В его отсутствие эта троица – слабак, хлыщ и интриган – продолжала обсуждать будущее миланского трона; наконец, сделав вывод, что сейчас не время ссориться с Фачино, было решено согласиться с его предложением об увеличении кондотты.
Габриэлло немедленно созвал совет коммуны и запросил максимальную сумму в тридцать тысяч флоринов в месяц для набора дополнительных войск. Разоренные трагичными событиями последних пяти лет, миланцы все еще ахали и охали, качали головами и воздевали руки к небу, когда спустя три дня в город въехал Белларион и с ним тысяча гасконских и бургундских всадников под командованием одного из капитанов Бусико, обходительного месье де ла Тур де Кадиллака.
Его прибытие воодушевило горожан, увидевших во французах гарантию своей безопасности, и надо ли говорить, с каким облегчением вздохнула вся коммуна, когда стало известно, что на их содержание потребуется всего лишь пятнадцать тысяч флоринов в месяц.
Фачино был откровенно удивлен, услышав эту новость от Беллариона.
– Ты, должно быть, застал этого французишку в необычайно хорошем настроении, раз он согласился дать тебе солдат на моих условиях, надо признаться, не очень-то уж привлекательных.

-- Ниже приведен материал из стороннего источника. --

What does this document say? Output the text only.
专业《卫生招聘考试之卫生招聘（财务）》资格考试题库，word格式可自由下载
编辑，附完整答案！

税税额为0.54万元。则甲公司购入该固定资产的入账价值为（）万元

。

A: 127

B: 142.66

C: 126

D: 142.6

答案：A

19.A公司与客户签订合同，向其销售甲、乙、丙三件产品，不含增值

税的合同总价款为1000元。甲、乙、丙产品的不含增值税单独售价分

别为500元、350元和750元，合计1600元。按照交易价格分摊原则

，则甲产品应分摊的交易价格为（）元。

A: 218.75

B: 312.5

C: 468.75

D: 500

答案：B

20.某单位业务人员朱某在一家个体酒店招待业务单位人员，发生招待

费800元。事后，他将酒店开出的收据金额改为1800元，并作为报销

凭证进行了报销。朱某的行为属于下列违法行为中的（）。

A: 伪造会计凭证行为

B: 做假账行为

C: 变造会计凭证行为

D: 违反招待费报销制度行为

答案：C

– Проторговавшись с ним два дня кряду, я так и не понял, бывает ли у него когда-либо хорошее настроение, – ответил Белларион. – Он начал с того, что рассмеялся над вашим предложением, охарактеризовав его как глупое и нахальное. Однако, когда я собрался уже уйти от него, он смягчился и попросил меня не спешить. Он признался, что может отпустить солдат со мной, но цена за каждого из них Должна быть поднята как минимум вдвое. Я ответил, что такая сумма не по карману Миланской коммуне, и он постепенно снизил цену до двадцати флоринов, при этом поклявшись всеми французскими святыми, что не уступит более ни сольдо note 74Note74
Сольдо – от «солид», так называлась золотая монета франкских королей. В XIV в. солиды (в германских странах стали называться шиллингами) стали чеканить из серебра многие европейские государства
[Закрыть]. Я попросил его хорошенько подумать и отправился восвояси, поскольку час был уже поздний. Но утром я послал ему записку, в которой извещал его, что направляюсь набирать людей в швейцарские кантоны.
У Фачино от изумления отвисла челюсть.
– О Боже! Как ты мог так рисковать?
– Какой там риск! Я сразу раскусил этого Бусико – ему так хотелось получить деньги, что мы, как мне кажется, сумели бы договориться и о меньшей сумме, не будь она оговорена в вашем письме. Так что мне никуда не пришлось ехать, я подписал от вашего имени договор, и мы расстались друзьями с французским наместником, подарившим мне великолепные доспехи в знак своей признательности к Фачино Кане и его сыну.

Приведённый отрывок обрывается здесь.